Our revised hypothesis is that patients with severe ARDS may have significant pulmonary
endothelial injury, which results in either an absolute or relative insufficiency
of ATII due to loss of pulmonary ACE. Pre-clinical and human case reports demonstrate
that when ATII production is inhibited by ACE inhibition, patients become catecholamine
resistant 12]. Thus, patients with ARDS may be at particular risk for ATII insufficiency, which
would likely exacerbate existing hypotension. In addition, ATII insufficiency can
lead to acute kidney injury due to decreased intra-glomerular pressure. We hypothesize
that some patients with shock and ARDS may be at particular risk for a deleterious
cascade of events related to ATII insufficiency (Fig. 1).

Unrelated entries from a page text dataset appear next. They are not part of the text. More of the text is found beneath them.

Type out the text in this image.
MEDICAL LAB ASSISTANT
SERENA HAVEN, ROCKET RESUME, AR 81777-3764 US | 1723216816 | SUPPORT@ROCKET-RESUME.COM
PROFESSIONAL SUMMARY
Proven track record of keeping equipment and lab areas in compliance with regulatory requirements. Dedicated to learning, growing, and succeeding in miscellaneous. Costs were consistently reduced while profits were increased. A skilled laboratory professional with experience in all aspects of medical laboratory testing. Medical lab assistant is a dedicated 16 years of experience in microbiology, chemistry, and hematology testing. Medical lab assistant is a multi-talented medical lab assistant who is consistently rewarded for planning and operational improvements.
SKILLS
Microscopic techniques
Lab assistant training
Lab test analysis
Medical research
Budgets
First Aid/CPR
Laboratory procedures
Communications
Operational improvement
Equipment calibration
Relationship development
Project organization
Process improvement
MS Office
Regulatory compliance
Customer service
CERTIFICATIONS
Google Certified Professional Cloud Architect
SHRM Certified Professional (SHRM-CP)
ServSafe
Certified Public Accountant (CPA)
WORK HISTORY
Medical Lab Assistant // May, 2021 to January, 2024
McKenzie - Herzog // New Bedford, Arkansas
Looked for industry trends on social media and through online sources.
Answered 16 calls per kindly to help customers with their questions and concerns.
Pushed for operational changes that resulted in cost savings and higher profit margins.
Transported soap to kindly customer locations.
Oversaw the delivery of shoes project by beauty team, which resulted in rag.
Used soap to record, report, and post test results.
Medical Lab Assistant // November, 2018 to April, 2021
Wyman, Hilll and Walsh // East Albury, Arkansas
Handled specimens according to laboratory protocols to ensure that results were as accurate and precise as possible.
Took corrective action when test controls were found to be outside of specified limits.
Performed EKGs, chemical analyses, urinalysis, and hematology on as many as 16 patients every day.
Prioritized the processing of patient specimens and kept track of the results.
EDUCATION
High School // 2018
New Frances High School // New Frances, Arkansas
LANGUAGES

Fig. 1. Proposed cascade of events leading to angiotensin II insufficiency. The figure outlines
a cascade of events that could occur amongst patients with inflammation and/or lung
injury. When acute lung injury is significantly complicated by pulmonary endothelial
injury, ACE activity is diminished 11]. Thus, patients who lose ACE activity may be a risk for angiotensin II insufficiency
and catecholamine resistance 12]. ACE angiotensin-converting enzyme, ARDS acute respiratory distress syndrome, PCE pulmonary capillary endothelium

We would anticipate that, for those patients with ATII insufficiency, increased levels
of ATI and reduced ATII may be indicative of this pathophysiology, and that ATI and
ATII levels, as well as the ratio of ATI/ATII, may be useful as biomarkers of early
ARDS or ARDS severity prior to the development of severe hypoxemia. Moreover, we would
anticipate these patients to be ATII-sensitive. We believe that further research to
test this hypothesis is warranted. Currently, ATII is being studied in a multi-center
international RCT (NCT02338843) wherein some of these parameters will be assessed
and may shed further light on this proposed hypothesis.